Federal Reserve officials believe that the economy is currently operating well-above its longer-run potential, according to minutes from the most recent meeting of the Fed’s monetary policymaking committee. Unemployment is lower than Fed leaders and staffers believe is sustainable in the long-run. Economic output is running higher than they think is sustainable.
This raises the specter of inflation or financial imbalances. Some members of the Federal Open Markets Committee expressed “concern that a prolonged period in which the economy operated beyond potential could give rise to heightened inflationary pressures or to financial imbalances that could lead eventually to a significant economic downturn,” the Fed minutes reported.
But the fears of an overheating economy are getting a reprieve from an unexpected source: trade disputes.
According to the Fed minutes, many of the business contacts of Fed officials “expressed concern about the possible adverse effects of tariffs and other proposed trade restrictions, both domestically and abroad, on future investment activity; contacts in some Districts indicated that plans for capital spending had been scaled back or postponed as a result of uncertainty over trade policy.”
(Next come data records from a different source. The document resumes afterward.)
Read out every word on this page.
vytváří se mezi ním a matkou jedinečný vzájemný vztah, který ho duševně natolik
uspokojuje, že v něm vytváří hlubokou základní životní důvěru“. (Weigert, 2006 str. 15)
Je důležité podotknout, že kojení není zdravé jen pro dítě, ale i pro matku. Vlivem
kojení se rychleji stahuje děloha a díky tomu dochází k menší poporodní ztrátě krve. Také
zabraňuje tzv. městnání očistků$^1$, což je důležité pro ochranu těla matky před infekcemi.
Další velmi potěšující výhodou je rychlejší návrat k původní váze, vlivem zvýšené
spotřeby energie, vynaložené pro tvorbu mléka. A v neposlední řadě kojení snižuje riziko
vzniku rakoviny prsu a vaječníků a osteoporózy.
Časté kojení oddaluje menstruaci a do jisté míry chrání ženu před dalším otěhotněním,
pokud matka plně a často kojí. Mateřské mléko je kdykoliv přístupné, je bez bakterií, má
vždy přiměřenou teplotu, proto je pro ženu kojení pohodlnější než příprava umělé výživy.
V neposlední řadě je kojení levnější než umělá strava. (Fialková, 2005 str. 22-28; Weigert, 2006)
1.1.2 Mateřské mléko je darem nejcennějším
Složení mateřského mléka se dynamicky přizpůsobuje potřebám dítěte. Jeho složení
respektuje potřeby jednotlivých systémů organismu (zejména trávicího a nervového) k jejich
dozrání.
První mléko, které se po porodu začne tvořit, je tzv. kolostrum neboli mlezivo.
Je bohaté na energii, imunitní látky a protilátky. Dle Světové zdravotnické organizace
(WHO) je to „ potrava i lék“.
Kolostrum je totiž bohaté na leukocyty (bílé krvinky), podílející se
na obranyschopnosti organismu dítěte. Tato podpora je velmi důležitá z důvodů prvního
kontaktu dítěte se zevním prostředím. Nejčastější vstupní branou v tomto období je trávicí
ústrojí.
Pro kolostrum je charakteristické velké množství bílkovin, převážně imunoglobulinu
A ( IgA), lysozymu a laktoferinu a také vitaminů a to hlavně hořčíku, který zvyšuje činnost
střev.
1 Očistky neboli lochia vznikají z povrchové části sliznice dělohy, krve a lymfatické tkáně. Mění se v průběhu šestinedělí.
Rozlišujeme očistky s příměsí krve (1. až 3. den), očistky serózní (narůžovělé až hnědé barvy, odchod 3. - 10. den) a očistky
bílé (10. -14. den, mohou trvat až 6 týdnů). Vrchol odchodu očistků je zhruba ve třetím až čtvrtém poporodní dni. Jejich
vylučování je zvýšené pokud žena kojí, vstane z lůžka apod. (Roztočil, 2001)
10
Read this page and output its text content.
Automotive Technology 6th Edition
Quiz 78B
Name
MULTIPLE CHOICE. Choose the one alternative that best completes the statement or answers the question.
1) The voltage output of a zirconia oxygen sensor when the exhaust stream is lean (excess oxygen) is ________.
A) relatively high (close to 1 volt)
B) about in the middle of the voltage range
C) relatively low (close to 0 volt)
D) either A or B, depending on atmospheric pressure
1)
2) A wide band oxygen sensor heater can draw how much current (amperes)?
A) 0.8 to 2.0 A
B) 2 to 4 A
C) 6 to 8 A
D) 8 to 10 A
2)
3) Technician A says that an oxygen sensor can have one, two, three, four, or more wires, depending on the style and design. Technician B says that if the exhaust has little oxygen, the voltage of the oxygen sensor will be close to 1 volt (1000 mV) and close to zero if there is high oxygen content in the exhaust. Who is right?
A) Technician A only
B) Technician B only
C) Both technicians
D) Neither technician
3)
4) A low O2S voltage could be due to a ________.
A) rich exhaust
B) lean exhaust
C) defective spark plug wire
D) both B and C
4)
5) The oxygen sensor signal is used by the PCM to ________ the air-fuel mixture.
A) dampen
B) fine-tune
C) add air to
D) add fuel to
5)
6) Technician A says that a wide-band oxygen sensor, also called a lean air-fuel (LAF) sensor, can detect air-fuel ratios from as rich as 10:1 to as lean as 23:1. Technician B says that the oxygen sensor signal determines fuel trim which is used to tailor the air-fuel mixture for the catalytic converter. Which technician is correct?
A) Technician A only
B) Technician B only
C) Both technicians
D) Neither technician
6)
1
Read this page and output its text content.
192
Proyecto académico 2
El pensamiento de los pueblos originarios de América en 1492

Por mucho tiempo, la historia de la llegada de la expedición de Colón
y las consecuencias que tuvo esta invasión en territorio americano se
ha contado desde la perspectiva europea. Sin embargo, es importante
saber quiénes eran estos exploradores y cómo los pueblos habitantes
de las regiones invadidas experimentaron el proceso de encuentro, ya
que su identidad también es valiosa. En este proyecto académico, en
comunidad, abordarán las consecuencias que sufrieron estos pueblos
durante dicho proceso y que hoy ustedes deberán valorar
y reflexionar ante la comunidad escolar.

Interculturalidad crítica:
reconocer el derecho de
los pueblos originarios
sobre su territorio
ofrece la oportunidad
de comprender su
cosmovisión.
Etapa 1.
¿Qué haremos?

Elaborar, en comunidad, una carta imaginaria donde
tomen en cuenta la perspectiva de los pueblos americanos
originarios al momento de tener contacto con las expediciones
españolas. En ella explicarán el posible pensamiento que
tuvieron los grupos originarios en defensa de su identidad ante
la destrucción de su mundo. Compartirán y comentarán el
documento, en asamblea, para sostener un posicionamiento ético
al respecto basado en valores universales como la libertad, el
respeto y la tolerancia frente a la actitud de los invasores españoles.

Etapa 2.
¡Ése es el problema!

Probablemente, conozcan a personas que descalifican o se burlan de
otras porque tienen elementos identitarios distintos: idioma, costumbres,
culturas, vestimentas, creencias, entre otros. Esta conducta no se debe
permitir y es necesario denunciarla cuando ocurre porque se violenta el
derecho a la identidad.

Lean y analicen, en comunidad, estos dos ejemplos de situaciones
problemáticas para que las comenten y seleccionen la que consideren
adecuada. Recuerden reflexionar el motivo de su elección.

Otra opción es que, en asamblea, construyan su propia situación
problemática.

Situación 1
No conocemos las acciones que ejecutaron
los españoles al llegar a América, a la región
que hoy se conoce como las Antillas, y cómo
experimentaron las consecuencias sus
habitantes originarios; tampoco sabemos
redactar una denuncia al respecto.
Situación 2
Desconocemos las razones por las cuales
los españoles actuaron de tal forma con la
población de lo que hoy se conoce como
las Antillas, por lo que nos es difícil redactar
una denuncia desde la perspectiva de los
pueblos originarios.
“Most participants noted that uncertainty and risks associated with trade policy had intensified and were concerned that such uncertainty and risks eventually could have negative effects on business sentiment and investment spending,” the minutes stated.
In light of an economy that is leaping from strength to strength, this means that trade disputes could wind up keeping the economy on a steady course, avoiding the overheating scenario.
In other words, the economy is doing so well that a bit of trade friction would not be bad. If it ever develops into a drag on the economy, it will simply balance out the boom created by the rise in confidence and the fall in taxes.
That’s a big “if.” Apart from the anecdotal evidence that trade is creating risks to economic expansion, the actual data show investment is doing very well even while talk of “trade wars” is rampant.
Here are some data points from the minutes.
- “Recent data suggested that growth of household spending had picked up, while business fixed investment had continued to grow strongly.”
- “Participants reported that business fixed investment had continued to expand at a strong pace in recent months, supported in part by substantial investment growth in the energy sector.”
- “Conditions in both the manufacturing and service sectors in several Districts were reportedly strong and were seen as contributing to solid investment gains.”
That mirrors what Fed chair Jerome Powell said in his press conference last month.
“So, right now, we don’t see that in the numbers at all. The economy is very strong, the labor market is strong, growth is strong. We really don’t see it in the numbers. It’s just not there. But — so I — I would put it down as more of a risk,” Powell said when asked about trade disputes possibly weighing on the economy
Trump’s tax cuts and the current path of spending are “supportive of economic growth,” according to the Fed minutes.
A bigger concern than trade disputes is the slowdown in Europe and around the world. Trade disputes are mentioned just four times in the minutes. Europe’s recent troubles come up six times.
“Many participants saw potential downside risks to economic growth and inflation associated with political and economic developments in Europe,” and emerging markets.